Secession of the rich Biafra
On May 30, 1967, the military governor of eastern Nigeria, Odumegwu Ojukwu, proclaimed the “Independent Republic of Biafra”, two days after the decision of the head of state Yakubu Gowon to divide the federation into 12 states, including 3 for the south. -est of Nigeria, the country’s oil reserve.
Biafra, less than 10% of Nigerian territory, then had 14 million inhabitants out of the 55 in the federation. Its population, mostly Christian, is made up of two thirds of Igbos.
Since its independence in 1960, the country had managed to preserve its unity within a federation. But the Igbos felt excluded from socio-political life, and even persecuted by the two other main ethnic groups, the Hausa-Fulani (north) and the Yoruba (south-west).
In January 1966, Nigeria experienced its first coup, led by an Igbo, followed in July by a northerly backlash. Massacres of Igbos take place in the North, and nearly two million Biafrans return to their region.

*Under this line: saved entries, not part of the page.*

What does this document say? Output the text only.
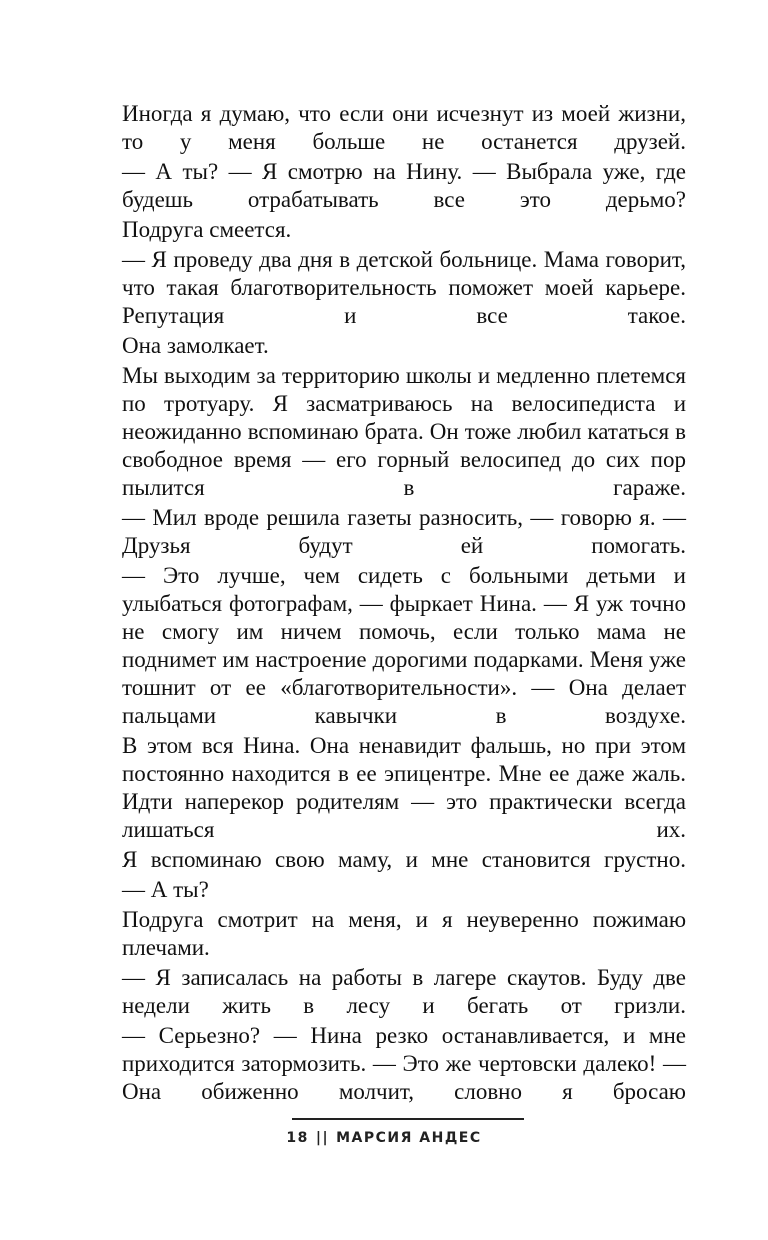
Иногда я думаю, что если они исчезнут из моей жизни, то у меня больше не останется друзей.

— А ты? — Я смотрю на Нину. — Выбрала уже, где будешь отрабатывать все это дерьмо?

Подруга смеется.

— Я проведу два дня в детской больнице. Мама говорит, что такая благотворительность поможет моей карьере. Репутация и все такое.

Она замолкает.

Мы выходим за территорию школы и медленно плетемся по тротуару. Я засматриваюсь на велосипедиста и неожиданно вспоминаю брата. Он тоже любил кататься в свободное время — его горный велосипед до сих пор пылится в гараже.

— Мил вроде решила газеты разносить, — говорю я. — Друзья будут ей помогать.

— Это лучше, чем сидеть с больными детьми и улыбаться фотографам, — фыркает Нина. — Я уж точно не смогу им ничем помочь, если только мама не поднимет им настроение дорогими подарками. Меня уже тошнит от ее «благотворительности». — Она делает пальцами кавычки в воздухе.

В этом вся Нина. Она ненавидит фальшь, но при этом постоянно находится в ее эпицентре. Мне ее даже жаль. Идти наперекор родителям — это практически всегда лишаться их.

Я вспоминаю свою маму, и мне становится грустно.

— А ты?

Подруга смотрит на меня, и я неуверенно пожимаю плечами.

— Я записалась на работы в лагере скаутов. Буду две недели жить в лесу и бегать от гризли.

— Серьезно? — Нина резко останавливается, и мне приходится затормозить. — Это же чертовски далеко! — Она обиженно молчит, словно я бросаю

18 || МАРСИЯ АНДЕС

As soon as the proclamation of the “Republic of Biafra” was announced, demonstrations of popular jubilation took place in the secessionist province.

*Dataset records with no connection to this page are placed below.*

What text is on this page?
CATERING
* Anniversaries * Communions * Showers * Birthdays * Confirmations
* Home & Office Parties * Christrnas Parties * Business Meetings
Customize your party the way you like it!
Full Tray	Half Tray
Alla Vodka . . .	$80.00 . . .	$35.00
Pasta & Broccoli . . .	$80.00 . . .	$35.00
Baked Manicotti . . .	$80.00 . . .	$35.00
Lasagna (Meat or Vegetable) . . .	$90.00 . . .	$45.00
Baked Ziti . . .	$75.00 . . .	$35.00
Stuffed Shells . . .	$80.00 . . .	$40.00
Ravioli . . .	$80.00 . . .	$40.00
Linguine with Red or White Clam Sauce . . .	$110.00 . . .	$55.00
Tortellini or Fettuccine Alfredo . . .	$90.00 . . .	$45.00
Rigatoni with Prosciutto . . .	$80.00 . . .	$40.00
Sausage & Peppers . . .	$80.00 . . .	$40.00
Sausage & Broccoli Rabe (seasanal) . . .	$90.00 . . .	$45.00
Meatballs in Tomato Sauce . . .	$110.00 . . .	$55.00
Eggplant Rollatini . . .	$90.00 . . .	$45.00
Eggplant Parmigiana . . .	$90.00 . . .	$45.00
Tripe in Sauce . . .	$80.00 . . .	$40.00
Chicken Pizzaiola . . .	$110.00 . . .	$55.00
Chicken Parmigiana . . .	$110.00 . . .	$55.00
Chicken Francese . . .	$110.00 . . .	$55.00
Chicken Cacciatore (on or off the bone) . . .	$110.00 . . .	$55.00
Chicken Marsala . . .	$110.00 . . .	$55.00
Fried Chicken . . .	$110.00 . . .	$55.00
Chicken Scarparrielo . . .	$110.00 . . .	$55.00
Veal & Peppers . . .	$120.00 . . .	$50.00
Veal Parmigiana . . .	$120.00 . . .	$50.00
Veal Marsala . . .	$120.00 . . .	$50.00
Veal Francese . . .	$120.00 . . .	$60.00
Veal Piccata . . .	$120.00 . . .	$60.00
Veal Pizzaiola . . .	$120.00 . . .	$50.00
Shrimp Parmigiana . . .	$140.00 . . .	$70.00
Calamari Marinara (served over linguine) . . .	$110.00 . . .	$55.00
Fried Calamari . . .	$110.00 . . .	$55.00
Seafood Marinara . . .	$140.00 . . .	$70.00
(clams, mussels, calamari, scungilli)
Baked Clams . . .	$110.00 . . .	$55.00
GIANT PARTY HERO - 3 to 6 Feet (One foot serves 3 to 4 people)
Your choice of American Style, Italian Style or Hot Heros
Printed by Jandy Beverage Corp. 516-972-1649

Air bombardments and blockade
Yakubu Gowon announces the general mobilization and describes the proclamation of the State of Biafra as “an act of rebellion”, which will be “crushed”. Federal military authorities are establishing a blockade against Southeast Nigeria.

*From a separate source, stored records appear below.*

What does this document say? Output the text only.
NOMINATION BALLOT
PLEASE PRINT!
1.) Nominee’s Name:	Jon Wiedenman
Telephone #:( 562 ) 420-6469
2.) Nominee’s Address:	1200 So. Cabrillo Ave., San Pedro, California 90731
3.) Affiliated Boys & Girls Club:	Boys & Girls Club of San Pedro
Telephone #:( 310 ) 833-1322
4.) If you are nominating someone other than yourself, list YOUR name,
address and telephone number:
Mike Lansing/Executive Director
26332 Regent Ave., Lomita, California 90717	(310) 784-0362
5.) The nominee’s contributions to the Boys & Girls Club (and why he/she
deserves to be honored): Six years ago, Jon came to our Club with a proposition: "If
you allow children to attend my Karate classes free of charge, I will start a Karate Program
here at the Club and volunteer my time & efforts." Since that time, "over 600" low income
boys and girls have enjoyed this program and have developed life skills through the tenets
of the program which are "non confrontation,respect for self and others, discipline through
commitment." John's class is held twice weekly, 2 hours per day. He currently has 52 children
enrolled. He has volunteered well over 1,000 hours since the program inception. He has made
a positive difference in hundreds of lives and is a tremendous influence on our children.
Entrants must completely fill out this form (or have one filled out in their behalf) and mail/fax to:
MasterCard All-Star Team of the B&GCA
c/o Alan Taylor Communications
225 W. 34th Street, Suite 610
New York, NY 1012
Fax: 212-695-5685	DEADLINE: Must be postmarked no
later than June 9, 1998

The bazooka on the head, a Biafran rebel walks through the bush. Photo taken on July 31, 1968. © AFPThe bazooka on the head, a Biafran rebel walks through the bush. Photo taken on July 31, 1968. © AFP
On July 6, 1967, the army launched a general offensive. The first aviation bombardments begin. In October, the “federal” took Enugu, capital of Biafra, then the port of Calabar. Onitsha and Port Harcourt were taken over in the first months of 1968.
The scope of the conflict goes beyond the country’s borders. Great Britain, the Soviet Union and the Organization of African Unity (OAU, future African Union) allied with the federal government, while only a few African countries and France supported Biafra.
Humanitarian drama
On July 3, 1968, a representative of the Red Cross estimated between 8 million and 12 million the number of people affected by the conflict. According to him, 200 people die of hunger every day in Biafra.
In August, an AFP special envoy said: “You would think that ghosts, thin and silent, parade, draped in their gray rags. (…) Almost all are women and old men. There are not many children in Biafra anymore. The refugees go hungry, fleeing the sound of federal cannons. The vice tightens. ”
At the end of August, he spoke of a million new refugees in two weeks after the advance of the federal troops. “A person dies every quarter of an hour. Refugees are dying of hunger and exhaustion, ”he writes.
The famine will be publicized. The photos of children in distress, of bellies bloated by malnutrition and rickets, are shocking.
A handful of determined French doctors, working for the International Committee of the Red Cross (ICRC), including the future French minister Bernard Kouchner, decide to no longer respect conventions or political borders to intervene on behalf of humanitarian aid. They will create Doctors Without Borders at the end of 1971.
Resentment
In August-September 1968, the army launched a major offensive and took over several cities, including Aba. In March-April 1969, the new Biafran capital, Umuahia, fell into the hands of the army.
After raids by the “rebels” against the oil wells, the “federals” tighten their blockade and then ban the flights of the International Red Cross. Only the Christian churches and the French Red Cross continue their humanitarian flights in increasingly dangerous conditions.
In early January 1970, the federal army launched its last assault.
On January 15, the nightmare ends: the Biafra no longer exists. Ojukwu fled on January 11 to Ivory Coast, and his second, Philip Effiong, formalized the same morning in Lagos the surrender of Biafra to General Gowon, surrender acquired three days ago.
“United Nigeria” is back in place. “No winner or loser,” said General Gowon, who advocates national reconciliation. However, the conflict creates immense resentment between the Southeast and the rest of the country, and will remain a big taboo in collective memory. The East resumes its place in the Federation, but the civil war has given considerable weight to the army, whose coups will punctuate political life until 1999.